A few years ago, our car was hit by a drunk driver.

At the last second, she’d wrenched the wheel, taking the brunt of the impact on her side.

Her leg was crushed. She spent half a year in the hospital.

Even now, she walked with a slight limp.

Back then, I cried every day, convinced I had ruined her life.

She just held me and said, “You’re my best friend. I’d never let anything happen to you.”

I used to think that bond was unbreakable.

But today, I finally understood.

It had been broken for a long time.

With everyone watching, Alessia had no choice but to answer the call.

Tomas’s voice, sharp with anxiety, crackled through the speaker.

“Baby, what happened?”

“Why did you hang up on me?”

“Where are you? I’ll come get you.”

No one at the table said a word in her defense.

I could feel their eyes on me, their pity a weight that made it impossible to breathe.

I stumbled out of the restaurant and threw up against the wall.

Tears streamed down my face. When I finally looked up, I saw the last person I wanted to see.

Tomas was standing right in front of me.

The same Tomas who was supposed to be in London for his MBA.

He froze when he saw me, his expression blank.

He looked right through me.

As if he didn’t know me at all.

Alessia had followed me out. She opened her mouth to speak, then stopped, taking in the scene.

“Why are you here?” she asked him.

Tomas took off his coat and draped it over her shoulders.
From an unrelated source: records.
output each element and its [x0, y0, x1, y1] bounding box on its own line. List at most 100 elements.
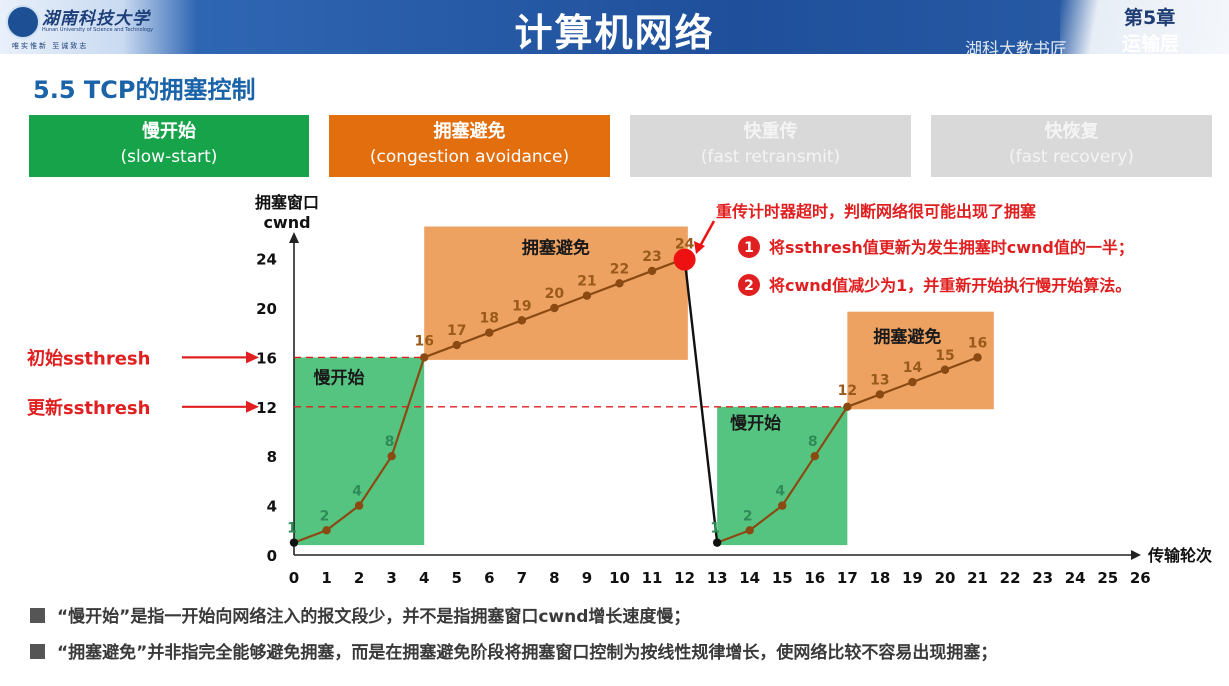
region-slow-start-0: [294, 357, 425, 546]
data-point: [550, 303, 559, 313]
data-point: [875, 390, 885, 399]
phase-fast-recovery: 快恢复 (fast recovery): [931, 115, 1212, 177]
data-point: [289, 538, 299, 547]
threshold-label: 初始ssthresh: [27, 347, 150, 369]
step1-badge-number: 1: [744, 240, 754, 256]
x-tick-label: 13: [707, 569, 728, 587]
x-tick-label: 15: [772, 569, 793, 587]
y-tick-label: 20: [256, 300, 277, 318]
y-axis-label-unit: cwnd: [263, 213, 310, 232]
step2-badge: [738, 274, 760, 296]
annotation-step2: 将cwnd值减少为1，并重新开始执行慢开始算法。: [769, 276, 1131, 295]
data-label: 19: [512, 298, 531, 314]
x-tick-label: 23: [1032, 569, 1053, 587]
step1-badge: [738, 236, 760, 258]
logo-english: Hunan University of Science and Technolo…: [42, 27, 154, 33]
section-title: 5.5 TCP的拥塞控制: [33, 76, 256, 104]
congestion-event-marker: [673, 248, 696, 271]
phase-slow-start: 慢开始 (slow-start): [29, 115, 309, 177]
data-point: [582, 291, 592, 300]
data-label: 16: [968, 335, 987, 351]
chapter-subtitle: 运输层: [1122, 33, 1180, 55]
data-label: 4: [352, 484, 362, 500]
header-corner: [1060, 0, 1229, 54]
region-label: 慢开始: [730, 413, 781, 434]
region-congestion-avoidance-1: [424, 226, 688, 360]
chapter-label: 第5章: [1124, 7, 1176, 29]
timeout-annotation-title: 重传计时器超时，判断网络很可能出现了拥塞: [716, 202, 1037, 221]
page-title: 计算机网络: [514, 11, 715, 55]
data-point: [940, 365, 950, 374]
data-label: 17: [447, 323, 466, 339]
region-label: 拥塞避免: [873, 327, 941, 348]
header-bar: [0, 0, 1229, 54]
y-axis-arrow-icon: [289, 232, 299, 243]
data-label: 21: [577, 274, 596, 290]
x-tick-label: 3: [386, 569, 396, 587]
data-point: [615, 279, 624, 288]
x-tick-label: 12: [674, 569, 695, 587]
annotation-step1: 将ssthresh值更新为发生拥塞时cwnd值的一半；: [769, 238, 1134, 257]
phase-english: (slow-start): [120, 147, 218, 167]
data-label: 20: [545, 286, 565, 302]
x-tick-label: 6: [484, 569, 494, 587]
threshold-label: 更新ssthresh: [27, 397, 150, 419]
x-tick-label: 9: [582, 569, 592, 587]
data-label: 22: [610, 261, 629, 277]
logo-name: 湖南科技大学: [42, 9, 150, 29]
x-axis-arrow-icon: [1131, 550, 1141, 560]
y-tick-label: 4: [267, 498, 277, 516]
phase-name: 拥塞避免: [433, 121, 506, 142]
data-point: [420, 353, 429, 362]
x-tick-label: 5: [452, 569, 462, 587]
phase-english: (fast recovery): [1009, 147, 1134, 167]
y-tick-label: 8: [267, 448, 277, 466]
data-label: 18: [480, 311, 499, 327]
data-label: 12: [838, 383, 857, 399]
y-tick-label: 24: [256, 251, 277, 269]
x-tick-label: 1: [321, 569, 331, 587]
data-label: 24: [675, 237, 695, 253]
y-axis-label: 拥塞窗口: [255, 193, 319, 212]
y-tick-label: 12: [256, 399, 277, 417]
threshold-arrow-head-icon: [246, 351, 259, 364]
x-tick-label: 24: [1065, 569, 1086, 587]
x-tick-label: 7: [517, 569, 527, 587]
data-label: 14: [903, 360, 923, 376]
data-label: 13: [870, 372, 889, 388]
data-label: 1: [710, 521, 720, 537]
watermark: 湖科大教书匠: [965, 40, 1067, 60]
phase-fast-retransmit: 快重传 (fast retransmit): [630, 115, 911, 177]
data-label: 15: [935, 348, 954, 364]
logo-motto: 唯实惟新 至诚致志: [12, 42, 89, 50]
phase-name: 慢开始: [142, 121, 196, 142]
congestion-callout-arrow-icon: [694, 241, 705, 254]
phase-english: (congestion avoidance): [369, 147, 570, 167]
data-label: 2: [743, 508, 753, 524]
note-text: “慢开始”是指一开始向网络注入的报文段少，并不是指拥塞窗口cwnd增长速度慢；: [57, 607, 691, 627]
region-label: 拥塞避免: [522, 238, 590, 259]
congestion-callout-line: [697, 220, 716, 249]
data-point: [973, 353, 982, 362]
x-tick-label: 17: [837, 569, 858, 587]
data-point: [452, 340, 461, 350]
x-tick-label: 4: [419, 569, 429, 587]
x-tick-label: 0: [289, 569, 299, 587]
data-point: [322, 526, 331, 535]
data-label: 1: [287, 521, 297, 537]
phase-congestion-avoidance: 拥塞避免 (congestion avoidance): [329, 115, 610, 177]
series-line-cwnd-drop: [683, 258, 719, 543]
data-point: [387, 452, 396, 461]
x-tick-label: 20: [935, 569, 956, 587]
x-tick-label: 11: [642, 569, 663, 587]
x-tick-label: 18: [869, 569, 890, 587]
threshold-arrow-head-icon: [246, 400, 259, 413]
x-tick-label: 25: [1097, 569, 1118, 587]
data-point: [745, 526, 754, 535]
data-point: [712, 538, 722, 547]
note-text: “拥塞避免”并非指完全能够避免拥塞，而是在拥塞避免阶段将拥塞窗口控制为按线性规律…: [57, 643, 998, 663]
bullet-square-icon: [30, 608, 45, 623]
x-tick-label: 14: [739, 569, 760, 587]
data-point: [647, 266, 657, 276]
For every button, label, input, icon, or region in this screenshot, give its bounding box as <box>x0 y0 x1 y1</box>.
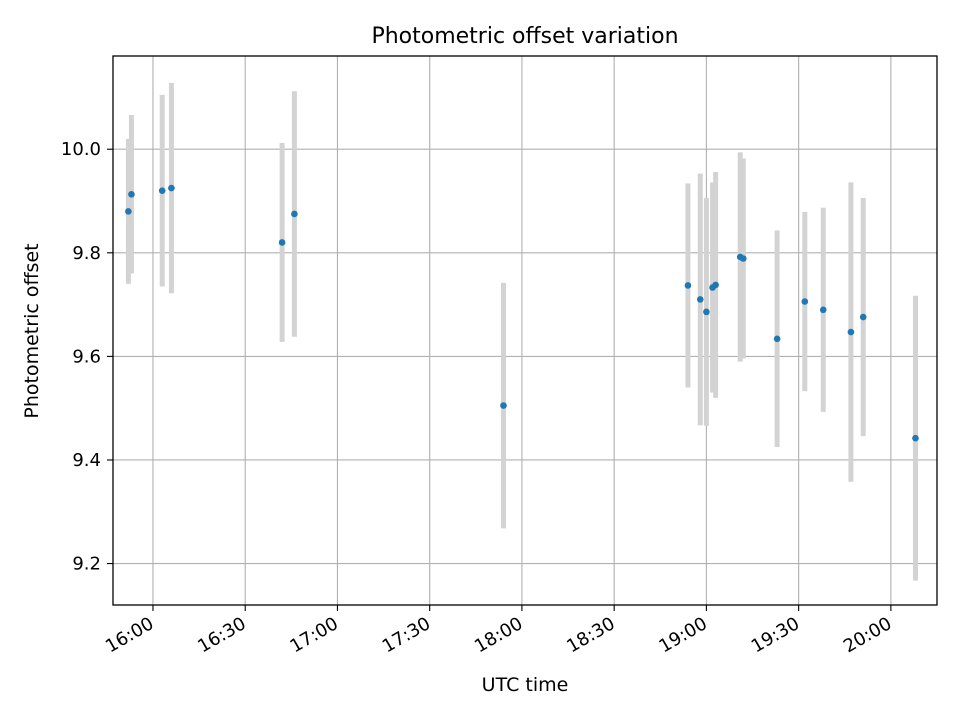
data-point <box>158 187 166 194</box>
y-tick-label: 9.2 <box>72 554 101 575</box>
data-point <box>739 255 747 262</box>
data-points <box>125 184 919 442</box>
data-point <box>712 281 719 289</box>
data-point <box>128 190 135 198</box>
data-point <box>773 335 781 343</box>
x-axis-label: UTC time <box>482 674 569 696</box>
data-point <box>859 313 867 321</box>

The gesture was so practiced, so natural. As if he’d done it a thousand times before.

“I was worried,” he said softly. “I tracked your phone.”

I looked at him and let out a laugh, entirely devoid of warmth.

The day of my car accident, the emergency system had automatically sent him my location, too.

He never came.

He just disappeared from my life, leaving me with a single sentence.

“We’ll get married when I get back with my degree.”

For the next three years, I cycled through psychiatrists and hospitals.

He never showed up once.

All he did was send money through Zelle every month.

Now I finally knew why.

It wasn’t that he didn’t have time during those three years.

He was just spending it with someone else.

And that someone was my best friend.

Every time her son, Leo, came over, he’d talk about his mom and dad.

He was too young to keep secrets.

“Daddy’s so good to Mommy. Mommy said she missed him, and he flew right back that night.”

“When Mommy was sick, Daddy stayed with her the whole time. I saw him cry.”

“Daddy takes me to preschool, too. He doesn’t want Mommy to wake up early.”

Every time I heard those stories, I was just envious.

I’d even told Leo, “Your mommy is so lucky to have someone by her side.”

Thinking about it now, the irony was crushing.

The friend who kept me company in the hospital during the day went home to sleep next to the man I loved at night.